Lucien took a healthy deep breath, like a hungry man taking in the aroma of freshly cooked food.
‘Wow, I’ve missed this smell.’
‘Madeleine?’ Taylor called into the room, her gaze chasing after the beam of the flashlight. ‘Madeleine?’
‘It would’ve been very stupid of me if I had left Madeleine locked inside the very first room one comes to in the shelter, wouldn’t it?’ A cryptic smile graced Lucien’s lips.
‘Where is she?’ Taylor asked.
‘There’s a light switch on the wall to the right of the door,’ Lucien told them.
Hunter reached for it.
A feeble yellowish bulb at the center of the ceiling flickered a couple of times, as if in doubt whether it would come on or not. It finally did, and it brought with it an electronic hiss that echoed annoyingly around the room.

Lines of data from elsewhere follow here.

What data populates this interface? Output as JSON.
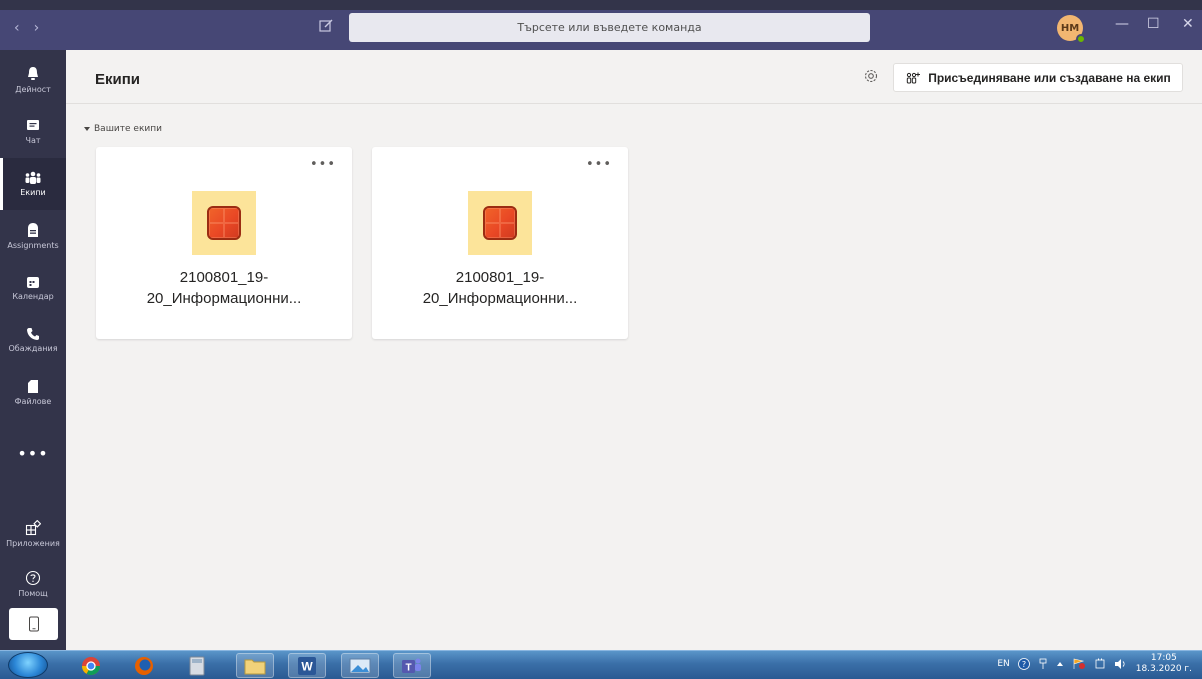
{
  "titlebar": {
    "back": "‹",
    "forward": "›",
    "search_placeholder": "Търсете или въведете команда",
    "avatar_initials": "HM",
    "minimize": "—",
    "maximize": "☐",
    "close": "✕"
  },
  "rail": {
    "items": [
      {
        "label": "Дейност",
        "icon": "bell-icon"
      },
      {
        "label": "Чат",
        "icon": "chat-icon"
      },
      {
        "label": "Екипи",
        "icon": "teams-icon"
      },
      {
        "label": "Assignments",
        "icon": "assignments-icon"
      },
      {
        "label": "Календар",
        "icon": "calendar-icon"
      },
      {
        "label": "Обаждания",
        "icon": "phone-icon"
      },
      {
        "label": "Файлове",
        "icon": "file-icon"
      }
    ],
    "more": "•••",
    "apps_label": "Приложения",
    "help_label": "Помощ"
  },
  "header": {
    "title": "Екипи",
    "join_button": "Присъединяване или създаване на екип"
  },
  "section": {
    "label": "Вашите екипи"
  },
  "teams": [
    {
      "name_line1": "2100801_19-",
      "name_line2": "20_Информационни...",
      "more": "•••"
    },
    {
      "name_line1": "2100801_19-",
      "name_line2": "20_Информационни...",
      "more": "•••"
    }
  ],
  "taskbar": {
    "lang": "EN",
    "time": "17:05",
    "date": "18.3.2020 г."
  },
  "colors": {
    "titlebar": "#464775",
    "rail": "#33344a",
    "team_tile_bg": "#fce49a",
    "team_tile_fg": "#e94825",
    "presence": "#6bb700"
  }
}
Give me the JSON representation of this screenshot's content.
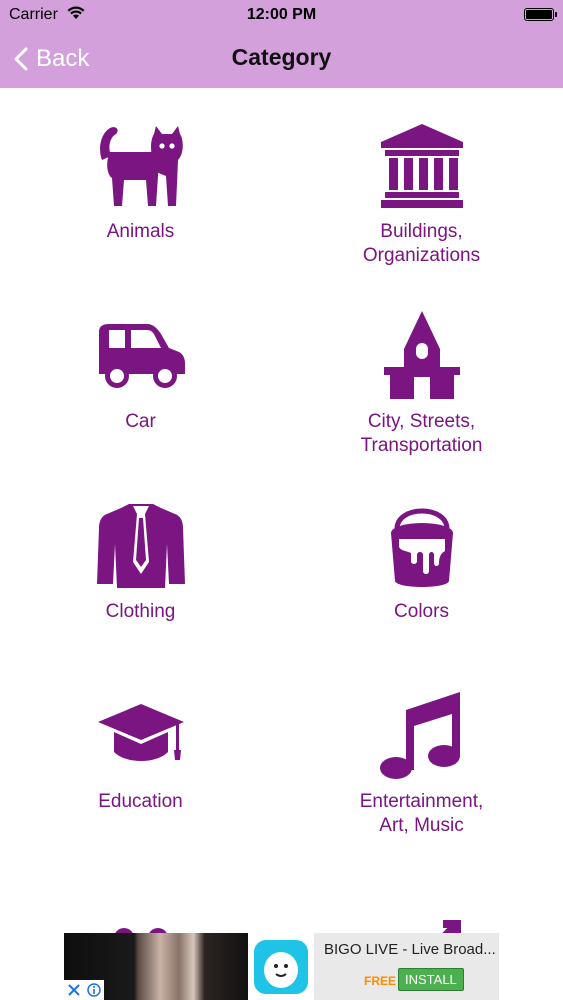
{
  "status_bar": {
    "carrier": "Carrier",
    "time": "12:00 PM"
  },
  "nav": {
    "back_label": "Back",
    "title": "Category"
  },
  "categories": [
    {
      "label": "Animals",
      "icon": "cat-icon"
    },
    {
      "label": "Buildings,\nOrganizations",
      "icon": "bank-building-icon"
    },
    {
      "label": "Car",
      "icon": "car-icon"
    },
    {
      "label": "City, Streets,\nTransportation",
      "icon": "church-house-icon"
    },
    {
      "label": "Clothing",
      "icon": "suit-jacket-icon"
    },
    {
      "label": "Colors",
      "icon": "paint-bucket-icon"
    },
    {
      "label": "Education",
      "icon": "graduation-cap-icon"
    },
    {
      "label": "Entertainment,\nArt, Music",
      "icon": "music-note-icon"
    },
    {
      "label": "",
      "icon": "people-icon"
    },
    {
      "label": "",
      "icon": "gender-symbols-icon"
    }
  ],
  "ad": {
    "title": "BIGO LIVE - Live Broad...",
    "price": "FREE",
    "cta": "INSTALL"
  },
  "colors": {
    "nav_bg": "#d3a0dc",
    "accent": "#7a1582",
    "icon": "#7a1582"
  }
}
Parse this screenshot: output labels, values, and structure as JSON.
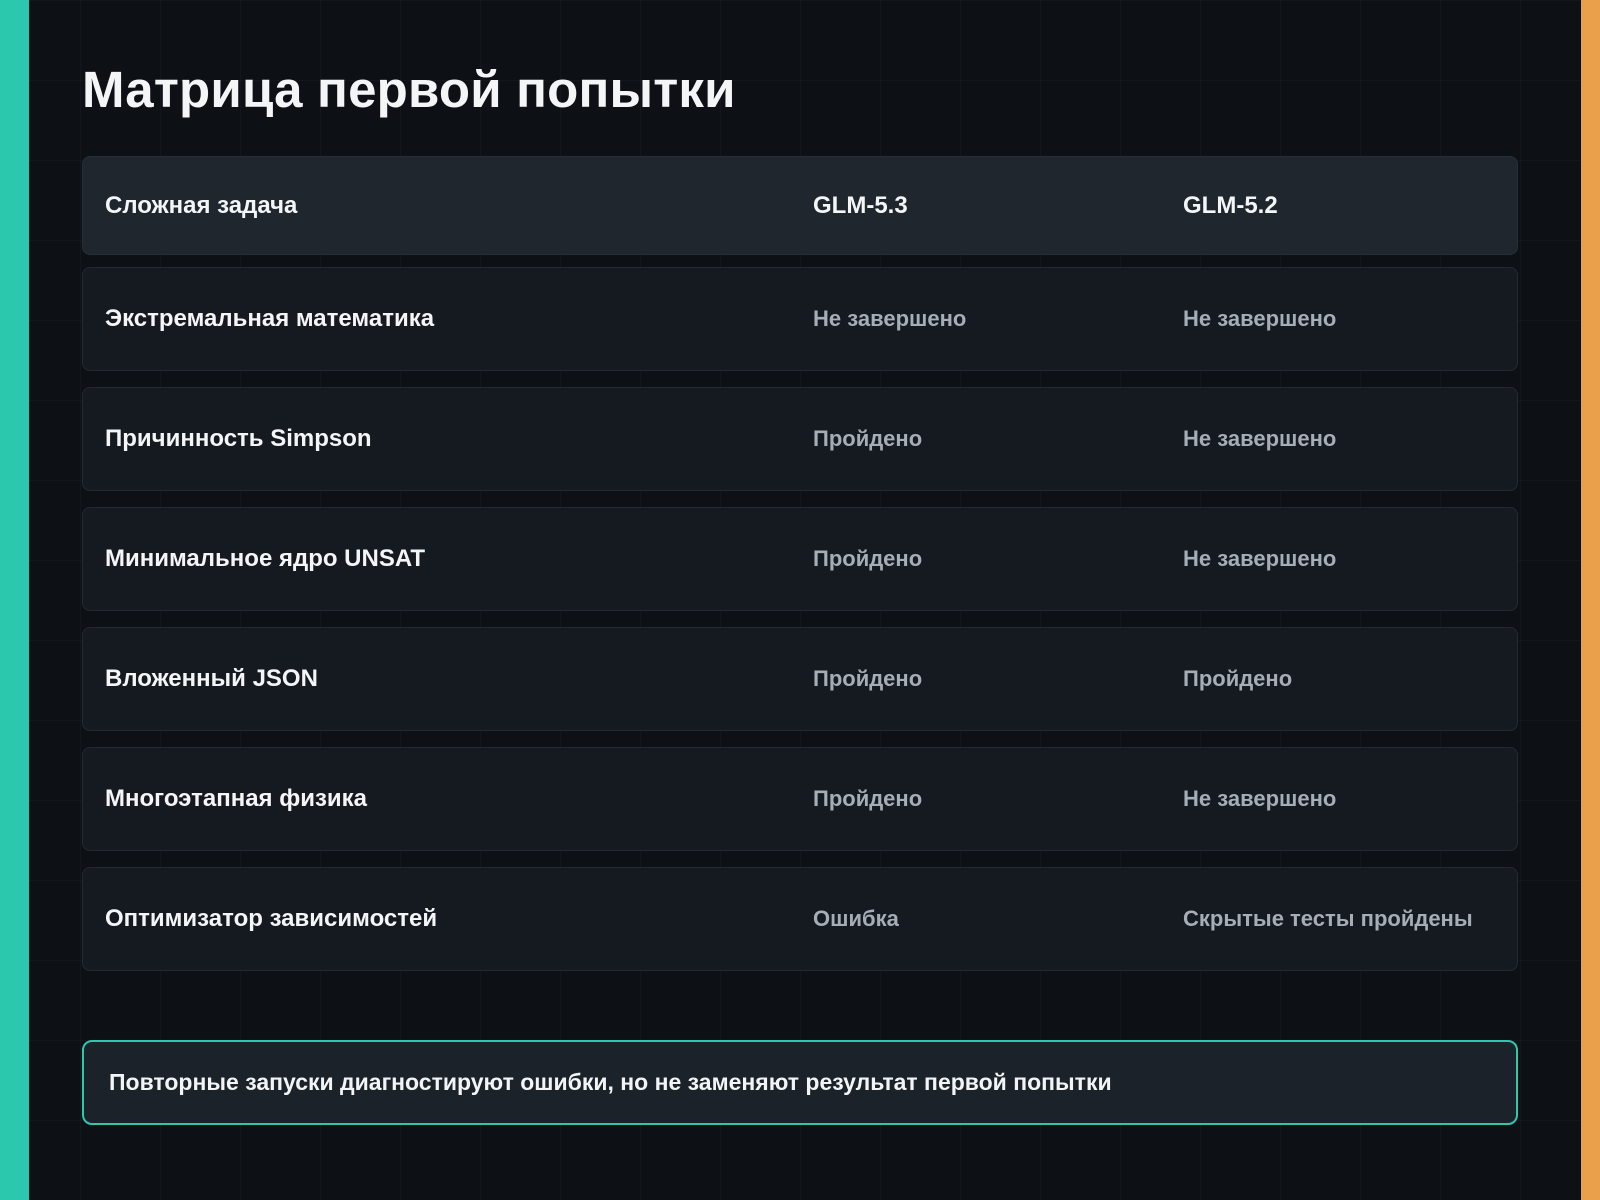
{
  "colors": {
    "accent_left": "#2bc8ae",
    "accent_right": "#e9a04a",
    "background": "#0d1014",
    "note_border": "#2bc8ae"
  },
  "title": "Матрица первой попытки",
  "table": {
    "headers": [
      "Сложная задача",
      "GLM-5.3",
      "GLM-5.2"
    ],
    "rows": [
      [
        "Экстремальная математика",
        "Не завершено",
        "Не завершено"
      ],
      [
        "Причинность Simpson",
        "Пройдено",
        "Не завершено"
      ],
      [
        "Минимальное ядро UNSAT",
        "Пройдено",
        "Не завершено"
      ],
      [
        "Вложенный JSON",
        "Пройдено",
        "Пройдено"
      ],
      [
        "Многоэтапная физика",
        "Пройдено",
        "Не завершено"
      ],
      [
        "Оптимизатор зависимостей",
        "Ошибка",
        "Скрытые тесты пройдены"
      ]
    ]
  },
  "note": "Повторные запуски диагностируют ошибки, но не заменяют результат первой попытки"
}
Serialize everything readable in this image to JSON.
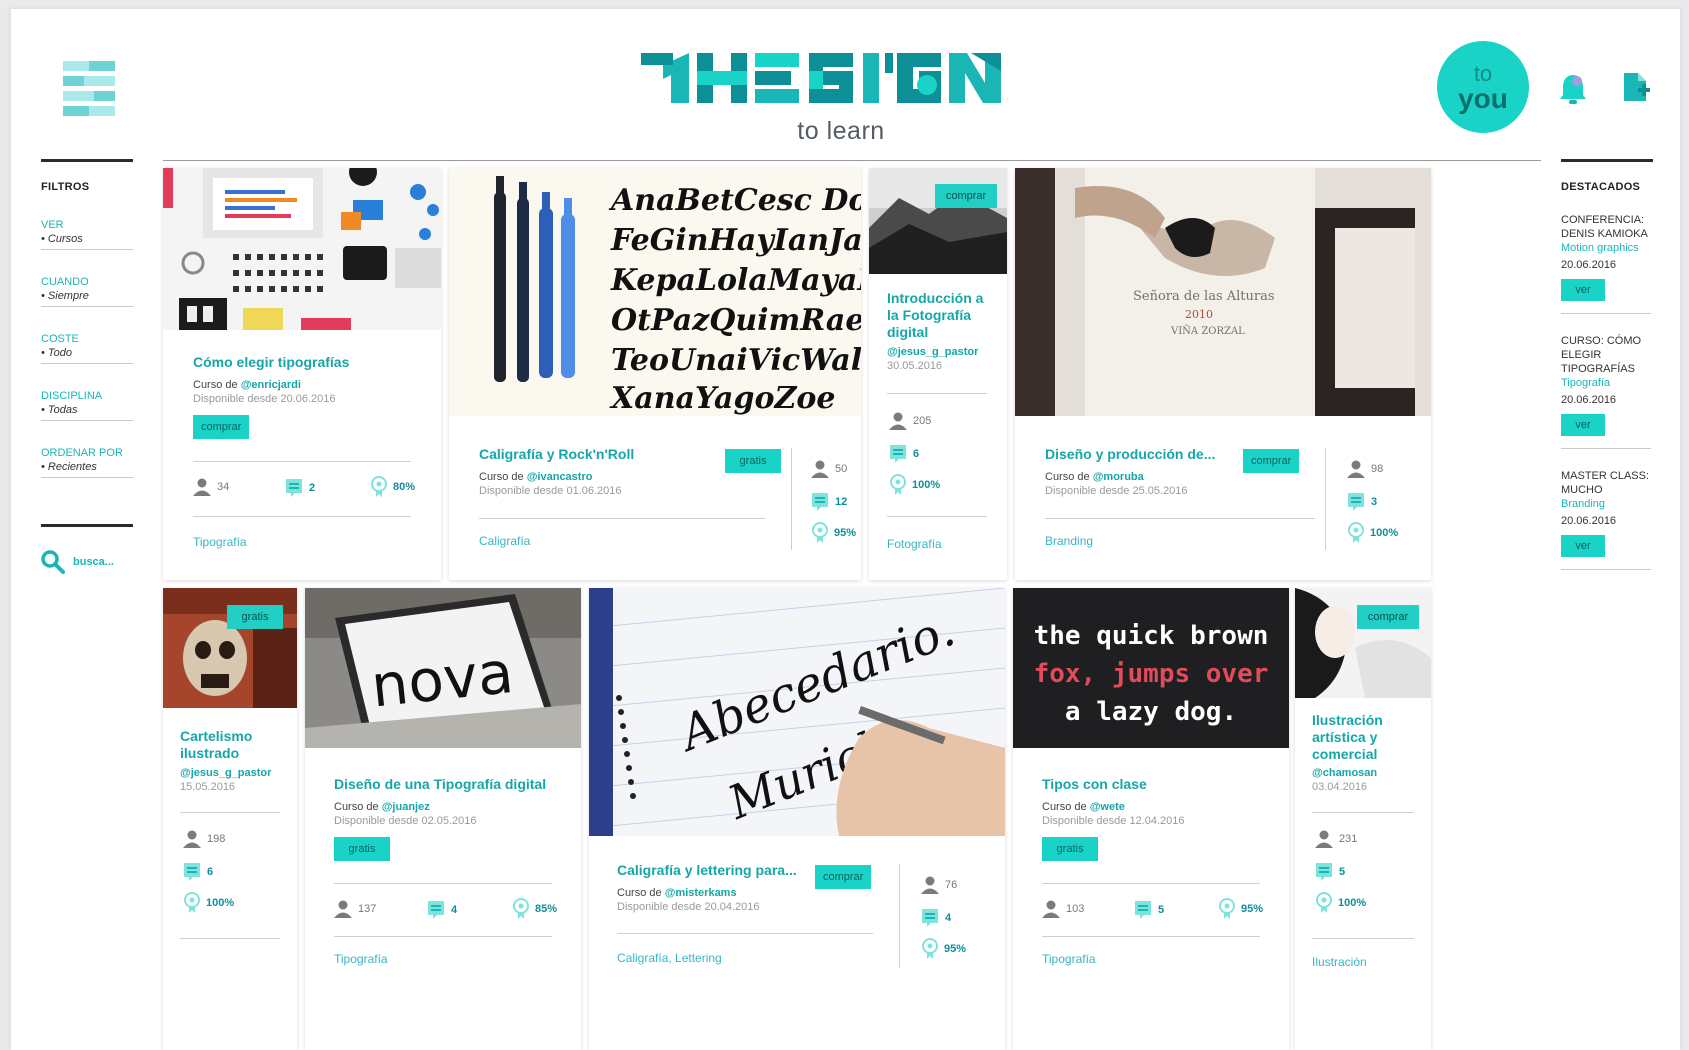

They found themselves in a semi-bare room, twenty feet square. Two of the thick, solid concrete walls were adorned by a few handmade bookshelves, all of them loaded with books that were covered by a thick layer of dust. The wall to the left of where they stood had a single steel door set right in the center of it. The door had a dappled gunmetal look to its surface, as though it were meant to draw the eye. Against the wall directly in front of them was a console desk that must’ve been at least fifty or sixty years old, where a multitude of buttons, switches, levers and old-fashioned dial gauges could be found. A switched-off computer monitor hung on the wall just above the console desk. This was definitely the shelter’s main control room.
The floor was simple polished concrete. A plethora of metal and PVC pipes of different diameters crisscrossed the ceiling in all directions, disappearing through the walls. A couple of medium-sized square cardboard and wooden boxes were piled up one on top of the other in one corner of the room. They looked to be supplies.